Depuis le 1er janvier 2026, une nouvelle règle fiscale modifie profondément l'intérêt du Plan d'Épargne Retraite (PER) après 70 ans : les versements volontaires effectués après cet âge ne sont désormais plus déductibles du revenu imposable. Une évolution importante qui soulève de nombreuses questions patrimoniales, notamment pour les retraités fortement fiscalisés et les couples utilisant la mutualisation des plafonds de déduction.
Le PER conserve son intérêt de capitalisation, mais le levier fiscal qui faisait une grande partie de son attractivité disparaît après 70 ans.
Fin de la déduction fiscale après 70 ans : quel impact concret ?
Jusqu'à présent, un épargnant pouvait continuer à alimenter son PER après 70 ans tout en conservant l'avantage fiscal à l'entrée. Depuis 2026, ce n'est plus le cas.
Un retraité de 72 ans qui verse 15 000 € sur son PER ne pourra plus déduire cette somme de son revenu imposable. Pour un contribuable imposé à 30 %, cela représente une perte d'économie d'impôt potentielle de 4 500 €. Pour une tranche marginale de 41 %, la perte fiscale potentielle grimpe à 6 150 €.
L'impact est donc loin d'être marginal pour les patrimoines importants ou les retraités encore fortement imposés.
Peut-on encore alimenter son PER après 70 ans ?
Oui. La réforme ne bloque pas les versements après 70 ans. Elle supprime uniquement l'avantage fiscal de déduction.

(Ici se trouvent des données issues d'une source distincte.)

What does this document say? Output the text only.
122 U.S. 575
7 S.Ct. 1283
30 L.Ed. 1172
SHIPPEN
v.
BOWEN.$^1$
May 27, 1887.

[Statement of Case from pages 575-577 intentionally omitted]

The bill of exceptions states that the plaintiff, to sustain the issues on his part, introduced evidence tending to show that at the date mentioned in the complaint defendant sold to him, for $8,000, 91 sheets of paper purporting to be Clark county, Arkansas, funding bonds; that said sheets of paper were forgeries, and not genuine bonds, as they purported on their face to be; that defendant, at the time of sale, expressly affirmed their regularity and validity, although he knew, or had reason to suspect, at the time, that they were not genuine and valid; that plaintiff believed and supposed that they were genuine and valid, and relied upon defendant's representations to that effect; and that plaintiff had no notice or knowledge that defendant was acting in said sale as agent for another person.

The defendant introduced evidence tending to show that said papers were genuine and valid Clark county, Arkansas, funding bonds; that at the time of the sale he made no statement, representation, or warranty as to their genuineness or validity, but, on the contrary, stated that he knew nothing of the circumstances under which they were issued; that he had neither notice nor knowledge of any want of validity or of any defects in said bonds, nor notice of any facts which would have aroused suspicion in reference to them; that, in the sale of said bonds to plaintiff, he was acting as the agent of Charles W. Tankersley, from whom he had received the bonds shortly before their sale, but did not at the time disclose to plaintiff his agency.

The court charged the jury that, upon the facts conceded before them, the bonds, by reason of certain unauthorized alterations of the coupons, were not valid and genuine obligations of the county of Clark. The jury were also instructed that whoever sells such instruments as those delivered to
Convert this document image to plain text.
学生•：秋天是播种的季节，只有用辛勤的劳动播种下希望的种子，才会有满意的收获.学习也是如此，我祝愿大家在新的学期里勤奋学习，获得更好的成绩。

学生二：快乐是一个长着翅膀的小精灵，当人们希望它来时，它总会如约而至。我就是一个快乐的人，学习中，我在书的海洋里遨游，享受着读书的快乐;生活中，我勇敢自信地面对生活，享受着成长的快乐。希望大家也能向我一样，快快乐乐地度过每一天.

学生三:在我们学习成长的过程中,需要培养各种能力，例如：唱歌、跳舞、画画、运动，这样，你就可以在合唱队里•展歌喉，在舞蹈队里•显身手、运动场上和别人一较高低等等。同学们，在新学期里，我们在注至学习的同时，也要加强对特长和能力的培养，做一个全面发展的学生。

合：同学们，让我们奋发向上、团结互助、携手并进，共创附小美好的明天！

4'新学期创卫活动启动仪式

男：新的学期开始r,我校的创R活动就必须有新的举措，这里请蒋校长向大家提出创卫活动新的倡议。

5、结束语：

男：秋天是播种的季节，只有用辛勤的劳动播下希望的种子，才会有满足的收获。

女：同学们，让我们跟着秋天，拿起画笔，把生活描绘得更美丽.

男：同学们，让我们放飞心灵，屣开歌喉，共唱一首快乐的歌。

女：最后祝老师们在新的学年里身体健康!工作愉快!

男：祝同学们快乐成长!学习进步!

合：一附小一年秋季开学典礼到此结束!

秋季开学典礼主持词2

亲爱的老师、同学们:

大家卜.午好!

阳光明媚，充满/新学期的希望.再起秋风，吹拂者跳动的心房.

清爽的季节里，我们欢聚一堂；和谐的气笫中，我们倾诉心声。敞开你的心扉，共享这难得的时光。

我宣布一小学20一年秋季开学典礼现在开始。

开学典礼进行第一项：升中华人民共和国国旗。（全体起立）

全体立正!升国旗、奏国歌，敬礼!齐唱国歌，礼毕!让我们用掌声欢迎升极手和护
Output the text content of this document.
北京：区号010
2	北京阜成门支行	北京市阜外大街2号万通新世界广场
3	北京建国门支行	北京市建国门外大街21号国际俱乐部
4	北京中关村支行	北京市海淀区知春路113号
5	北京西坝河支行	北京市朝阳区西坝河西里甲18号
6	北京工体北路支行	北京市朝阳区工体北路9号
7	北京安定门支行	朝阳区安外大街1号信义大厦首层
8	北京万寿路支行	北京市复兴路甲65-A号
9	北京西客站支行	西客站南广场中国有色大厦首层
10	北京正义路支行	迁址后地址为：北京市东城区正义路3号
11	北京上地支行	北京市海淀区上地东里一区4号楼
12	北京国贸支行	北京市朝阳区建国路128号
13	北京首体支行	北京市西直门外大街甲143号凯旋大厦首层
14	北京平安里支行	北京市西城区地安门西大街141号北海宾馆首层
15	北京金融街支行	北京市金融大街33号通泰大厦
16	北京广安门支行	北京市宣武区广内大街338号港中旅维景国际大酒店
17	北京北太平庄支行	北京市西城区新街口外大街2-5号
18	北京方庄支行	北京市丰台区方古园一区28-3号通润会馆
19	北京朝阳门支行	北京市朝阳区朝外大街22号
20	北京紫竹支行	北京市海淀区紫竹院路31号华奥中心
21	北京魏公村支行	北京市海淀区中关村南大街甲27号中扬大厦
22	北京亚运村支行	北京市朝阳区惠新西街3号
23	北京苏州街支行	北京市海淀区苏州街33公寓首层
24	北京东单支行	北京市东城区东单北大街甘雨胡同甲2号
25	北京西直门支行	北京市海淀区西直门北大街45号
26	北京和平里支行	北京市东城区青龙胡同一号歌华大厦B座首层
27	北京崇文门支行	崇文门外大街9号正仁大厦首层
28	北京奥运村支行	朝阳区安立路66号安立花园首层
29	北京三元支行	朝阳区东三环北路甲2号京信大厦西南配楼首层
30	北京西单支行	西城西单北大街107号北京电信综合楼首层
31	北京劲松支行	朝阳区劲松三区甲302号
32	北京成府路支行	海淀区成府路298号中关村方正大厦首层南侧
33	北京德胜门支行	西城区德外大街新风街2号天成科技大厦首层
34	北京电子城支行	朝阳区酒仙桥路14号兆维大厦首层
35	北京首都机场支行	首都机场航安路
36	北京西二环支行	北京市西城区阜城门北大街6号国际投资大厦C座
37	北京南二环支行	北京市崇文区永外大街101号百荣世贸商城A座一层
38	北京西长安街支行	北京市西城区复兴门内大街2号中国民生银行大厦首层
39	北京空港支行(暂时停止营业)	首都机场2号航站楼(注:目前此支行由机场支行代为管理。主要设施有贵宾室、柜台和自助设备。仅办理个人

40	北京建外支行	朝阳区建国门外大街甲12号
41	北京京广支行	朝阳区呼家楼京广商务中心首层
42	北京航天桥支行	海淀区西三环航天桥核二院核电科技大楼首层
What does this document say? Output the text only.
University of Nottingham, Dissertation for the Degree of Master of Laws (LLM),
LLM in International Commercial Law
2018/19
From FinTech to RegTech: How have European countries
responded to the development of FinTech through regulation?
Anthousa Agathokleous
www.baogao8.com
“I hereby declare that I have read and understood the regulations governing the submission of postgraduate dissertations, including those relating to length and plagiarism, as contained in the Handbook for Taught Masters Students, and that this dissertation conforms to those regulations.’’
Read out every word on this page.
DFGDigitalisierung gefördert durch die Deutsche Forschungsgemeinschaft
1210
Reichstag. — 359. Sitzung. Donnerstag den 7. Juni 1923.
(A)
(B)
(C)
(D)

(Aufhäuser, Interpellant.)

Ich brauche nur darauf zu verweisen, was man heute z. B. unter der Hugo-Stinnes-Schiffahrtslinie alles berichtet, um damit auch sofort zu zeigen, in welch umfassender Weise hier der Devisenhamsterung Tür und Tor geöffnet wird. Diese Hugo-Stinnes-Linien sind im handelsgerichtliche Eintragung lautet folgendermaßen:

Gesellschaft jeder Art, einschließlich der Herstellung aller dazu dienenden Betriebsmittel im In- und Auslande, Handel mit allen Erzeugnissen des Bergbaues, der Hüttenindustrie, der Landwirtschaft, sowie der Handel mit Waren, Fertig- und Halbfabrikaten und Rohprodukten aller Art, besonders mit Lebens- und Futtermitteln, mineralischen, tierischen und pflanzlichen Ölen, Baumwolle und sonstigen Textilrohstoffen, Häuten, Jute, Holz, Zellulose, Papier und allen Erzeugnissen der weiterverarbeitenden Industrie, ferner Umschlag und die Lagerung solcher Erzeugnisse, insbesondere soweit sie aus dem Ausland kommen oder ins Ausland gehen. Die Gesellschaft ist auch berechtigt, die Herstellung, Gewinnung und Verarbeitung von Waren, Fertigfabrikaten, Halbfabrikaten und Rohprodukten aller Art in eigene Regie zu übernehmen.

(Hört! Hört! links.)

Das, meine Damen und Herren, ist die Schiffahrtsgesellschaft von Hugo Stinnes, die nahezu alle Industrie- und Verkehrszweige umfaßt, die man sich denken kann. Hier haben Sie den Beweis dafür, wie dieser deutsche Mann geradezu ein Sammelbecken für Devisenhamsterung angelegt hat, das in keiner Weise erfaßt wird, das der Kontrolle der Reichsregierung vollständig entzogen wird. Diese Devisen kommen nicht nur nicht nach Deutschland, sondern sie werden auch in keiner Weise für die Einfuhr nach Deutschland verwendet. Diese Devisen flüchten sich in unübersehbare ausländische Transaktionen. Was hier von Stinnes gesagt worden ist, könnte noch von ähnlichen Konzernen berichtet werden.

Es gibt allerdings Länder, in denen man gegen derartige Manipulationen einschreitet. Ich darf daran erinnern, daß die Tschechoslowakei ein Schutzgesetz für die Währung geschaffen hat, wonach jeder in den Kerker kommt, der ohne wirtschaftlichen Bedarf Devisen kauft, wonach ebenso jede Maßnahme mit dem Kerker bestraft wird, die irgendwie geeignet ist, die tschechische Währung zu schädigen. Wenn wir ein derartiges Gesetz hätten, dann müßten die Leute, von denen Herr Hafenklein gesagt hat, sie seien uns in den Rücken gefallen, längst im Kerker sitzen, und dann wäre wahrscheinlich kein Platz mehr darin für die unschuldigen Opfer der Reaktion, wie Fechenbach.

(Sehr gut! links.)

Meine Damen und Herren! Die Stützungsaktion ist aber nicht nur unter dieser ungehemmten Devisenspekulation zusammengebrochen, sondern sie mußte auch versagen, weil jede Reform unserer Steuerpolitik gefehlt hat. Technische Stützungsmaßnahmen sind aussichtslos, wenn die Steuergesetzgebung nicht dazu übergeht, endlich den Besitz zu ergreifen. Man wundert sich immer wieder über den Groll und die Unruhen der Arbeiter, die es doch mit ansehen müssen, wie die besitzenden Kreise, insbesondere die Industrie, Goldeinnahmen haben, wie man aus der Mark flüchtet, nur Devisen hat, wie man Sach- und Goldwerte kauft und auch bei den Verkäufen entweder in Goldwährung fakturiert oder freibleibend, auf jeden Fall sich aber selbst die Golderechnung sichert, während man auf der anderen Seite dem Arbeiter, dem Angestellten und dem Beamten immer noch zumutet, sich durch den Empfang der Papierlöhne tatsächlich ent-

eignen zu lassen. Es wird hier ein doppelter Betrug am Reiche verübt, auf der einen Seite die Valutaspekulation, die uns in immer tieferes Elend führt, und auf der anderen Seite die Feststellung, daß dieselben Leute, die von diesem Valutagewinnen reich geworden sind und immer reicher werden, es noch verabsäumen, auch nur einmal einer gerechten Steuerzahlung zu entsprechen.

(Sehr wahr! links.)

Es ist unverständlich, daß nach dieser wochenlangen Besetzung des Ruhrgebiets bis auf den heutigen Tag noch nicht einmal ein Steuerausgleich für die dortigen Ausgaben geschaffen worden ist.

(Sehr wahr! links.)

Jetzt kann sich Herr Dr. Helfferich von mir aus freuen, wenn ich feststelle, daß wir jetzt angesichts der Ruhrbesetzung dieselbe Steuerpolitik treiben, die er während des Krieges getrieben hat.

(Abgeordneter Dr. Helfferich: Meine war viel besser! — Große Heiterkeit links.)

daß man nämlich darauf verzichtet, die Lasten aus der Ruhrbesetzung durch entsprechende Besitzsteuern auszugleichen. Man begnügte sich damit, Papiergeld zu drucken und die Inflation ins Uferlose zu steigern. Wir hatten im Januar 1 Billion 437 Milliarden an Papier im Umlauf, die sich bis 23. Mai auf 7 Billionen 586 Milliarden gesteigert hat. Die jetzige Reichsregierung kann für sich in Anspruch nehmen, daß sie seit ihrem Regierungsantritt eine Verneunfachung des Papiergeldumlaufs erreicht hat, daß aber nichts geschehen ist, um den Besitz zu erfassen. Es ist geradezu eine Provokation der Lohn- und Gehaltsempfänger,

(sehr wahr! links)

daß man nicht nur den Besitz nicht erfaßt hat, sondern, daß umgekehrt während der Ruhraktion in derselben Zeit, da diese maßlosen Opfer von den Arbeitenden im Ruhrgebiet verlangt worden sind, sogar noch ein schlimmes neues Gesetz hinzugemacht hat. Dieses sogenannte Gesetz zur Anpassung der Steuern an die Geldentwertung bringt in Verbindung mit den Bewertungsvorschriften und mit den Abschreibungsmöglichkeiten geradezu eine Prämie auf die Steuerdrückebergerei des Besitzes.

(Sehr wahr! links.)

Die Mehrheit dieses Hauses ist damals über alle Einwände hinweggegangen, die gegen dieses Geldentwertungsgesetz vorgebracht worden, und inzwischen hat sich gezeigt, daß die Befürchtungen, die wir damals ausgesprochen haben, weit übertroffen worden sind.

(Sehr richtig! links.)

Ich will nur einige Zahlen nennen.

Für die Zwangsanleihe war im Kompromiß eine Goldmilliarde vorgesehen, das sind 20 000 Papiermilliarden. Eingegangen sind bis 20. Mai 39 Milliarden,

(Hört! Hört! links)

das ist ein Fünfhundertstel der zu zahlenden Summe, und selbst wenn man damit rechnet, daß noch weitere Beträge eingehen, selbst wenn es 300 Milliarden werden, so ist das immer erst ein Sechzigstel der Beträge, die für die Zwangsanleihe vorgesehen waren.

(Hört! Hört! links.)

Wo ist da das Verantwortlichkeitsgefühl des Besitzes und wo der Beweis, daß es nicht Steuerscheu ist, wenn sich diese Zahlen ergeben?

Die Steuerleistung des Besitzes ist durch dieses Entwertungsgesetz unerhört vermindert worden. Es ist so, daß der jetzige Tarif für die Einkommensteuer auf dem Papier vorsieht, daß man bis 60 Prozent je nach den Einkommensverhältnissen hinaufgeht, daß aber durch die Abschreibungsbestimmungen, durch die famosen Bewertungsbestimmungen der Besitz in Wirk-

Le PER conserve donc certains intérêts : capitalisation, diversification patrimoniale, sortie en capital ou rente. Mais le levier fiscal qui faisait une grande partie de son attractivité disparaît après cet âge.
Le PERP est-il concerné ?
C'est l'un des grands sujets d'incertitude de cette réforme. Le texte vise explicitement le Plan d'Épargne Retraite (PER) mais ne mentionne pas clairement le PERP (Plan d'Épargne Retraite Populaire). Or, de nombreux épargnants détiennent encore un ancien PERP ouvert avant la réforme retraite.
Le PERP ne peut plus être commercialisé aujourd'hui, mais les contrats existants peuvent toujours recevoir des versements. Dès lors, une interrogation apparaît : un titulaire de plus de 70 ans peut-il encore déduire ses versements sur un PERP ? À ce stade, l'administration fiscale n'a pas encore apporté de réponse officielle claire.
Exemple concret : l'enjeu fiscal sur un PERP
Imaginons un retraité de 71 ans qui continue d'alimenter son ancien PERP à hauteur de 8 000 € par an.
Si la déductibilité reste admise, avec une tranche d'imposition à 30 %, il pourrait encore économiser 2 400 € d'impôt. Si l'administration refuse cette déduction, l'avantage fiscal tomberait à 0 €. L'enjeu est donc significatif.
Couples mariés ou pacsés : la mutualisation reste-t-elle possible ?
Autre sujet majeur : la mutualisation des plafonds de déduction. Les couples mariés ou pacsés soumis à imposition commune peuvent mutualiser leurs plafonds PER : si un conjoint utilise peu son plafond, l'autre peut utiliser la part inutilisée.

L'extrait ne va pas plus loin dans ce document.